Saturday, April 16, 2011

Certified Copy. (2011) Abbas Kiarostami


Hauntingly beautiful with devastating dialogue, Kiarostami's first film shot far from his original home in Iran is so vibrant and full of life -- its foils, its struggles, its yearnings -- that it needs to be seen more than once to fully digest everything it launches at the viewer. It's THE ONE the film buff waits for as he wades through hundreds to finally arrive here. It's THE ONE film buffs will talk about years from now, and average moviegoers won't have seen.

It was seen by many at Cannes last year, and it was there that Juliette Binoche, amidst applause and mumbled groans at the predictability of it all, took home the Best Actress award for her role, the latest in an endless amount of roles the committed star was born to play. She carries the film like it will live or die on her shoulders, her every facial gesture as amazing as always, and though I've said it before I'll gladly say it again: she has taken her talents to an amazing new level. To see Binoche in practically any film is to see the Best of the Best, and as the years go on she ages perfectly with time. With time, she simply ascends.

IMDB reports that her character in the film is named Elle, but I don't know where they got that. It's not in the film I saw. For the purposes of Kiarostami's original idea for Certified Copy, I'll simply call her "She."

We find She with her skateboarder-looking teenager at a book signing in Tuscany. The esteemed author is British middle-aged James Miller (William Shimell, carried in the film by La Binoche) who has authored "Certified Copy," a book about artifice and art. As the two take a jaunt around the outskirts of Tuscany, the film begins to model the ideas of the book in its majestic cinematography, in the locations the two choose to visit, and in the dialogue and interaction between the characters themselves, whose relationship is completely transformed (think: the shifts in perspective of Persona, but replacing the lesbian tendencies with marriage struggles). She and James discuss life, art, artifice, outright fraud, aging, parenthood, problems and the frustrations they immediately have with one another. They discuss these things like they're going to fall in love or punch each other at any moment. It's as if they've known each other for years, caught up in romance and intolerance, and as such the film feels like a more original, more masterful Before Sunrise or a Tuscany-replacing-Tokyo Lost in Translation. The dialogue and chemistry between She and James is of the highest calibre you will find in a film. Binoche can give you eight emotions in eleven seconds, every single one of them tearing a hole in your heart.

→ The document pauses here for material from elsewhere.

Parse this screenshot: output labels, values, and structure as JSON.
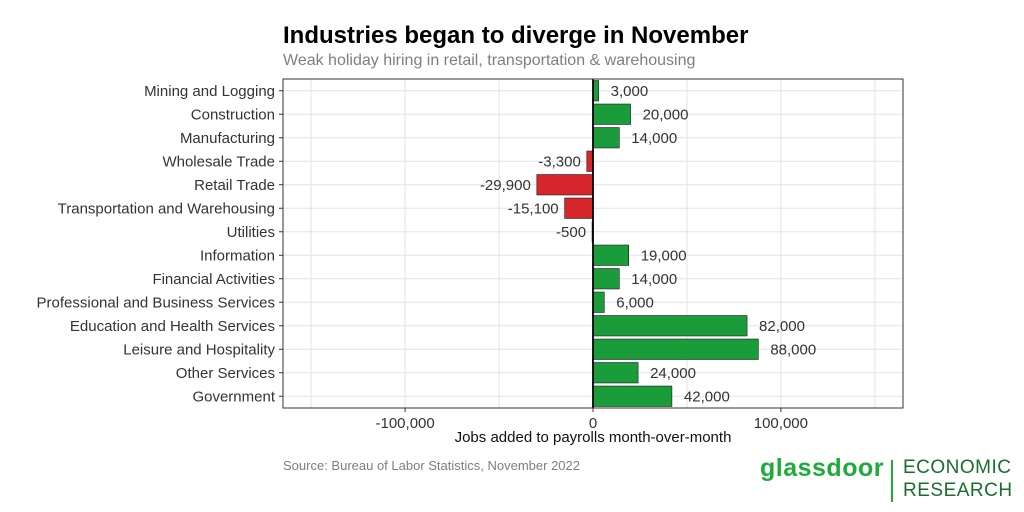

Kiarostami is the master behind the lens, taking us into mirrors, windshields, alleyways and marriage ceremonies. He shifts the film's perspective as our persectives on the two leads shift. There's a playful sense that we're being tormented by an illusion, a reflection, or a glance in the mirror at ourselves. Every shot in the film is poetry, a walk through Tuscany aiding all the beauty found here.

As they continue their walk and as they talk they shed layers, most notably demonstrated in the removal of Binoche's bra in a church bathroom. I know that last thought looks a little weird when you read it -- it is as tasteful and perfect a metaphor as anything in Haneke's Code Unknown. (Which is yet another incredible film rendering the capabilities of Binoche's codes.) There's a shift in the way She begins looking at him, and a shift in the way we look at her. She is more than a walk around Tuscany. The role she's now taken is fully engaging.

The film ends with church bells ringing, an interesting choice for an Iranian filmmaker set free of the constraints of Iran. There's also a final choice that is perhaps left open to interpretation, but most will interpret as full tragedy. It is easily one of the most gripping finales you will see on a screen this year, and yet no words are spoken, a decision is made, and that's it. The bells ring out through the credits.

I've seen the ending twice, both times with small audiences, and I was amazed that no one could get up to leave the theater. They sat through the entire credits sequence, which is not in English, bells continuing to ring out, as if they'd just witnessed an honest, raw, devastating choice, like a couple's split that has left a child whiplashed, wounded by their delusions, their (in)sincerity about themselves, and the nature of greed and how it affects all parties in a Union.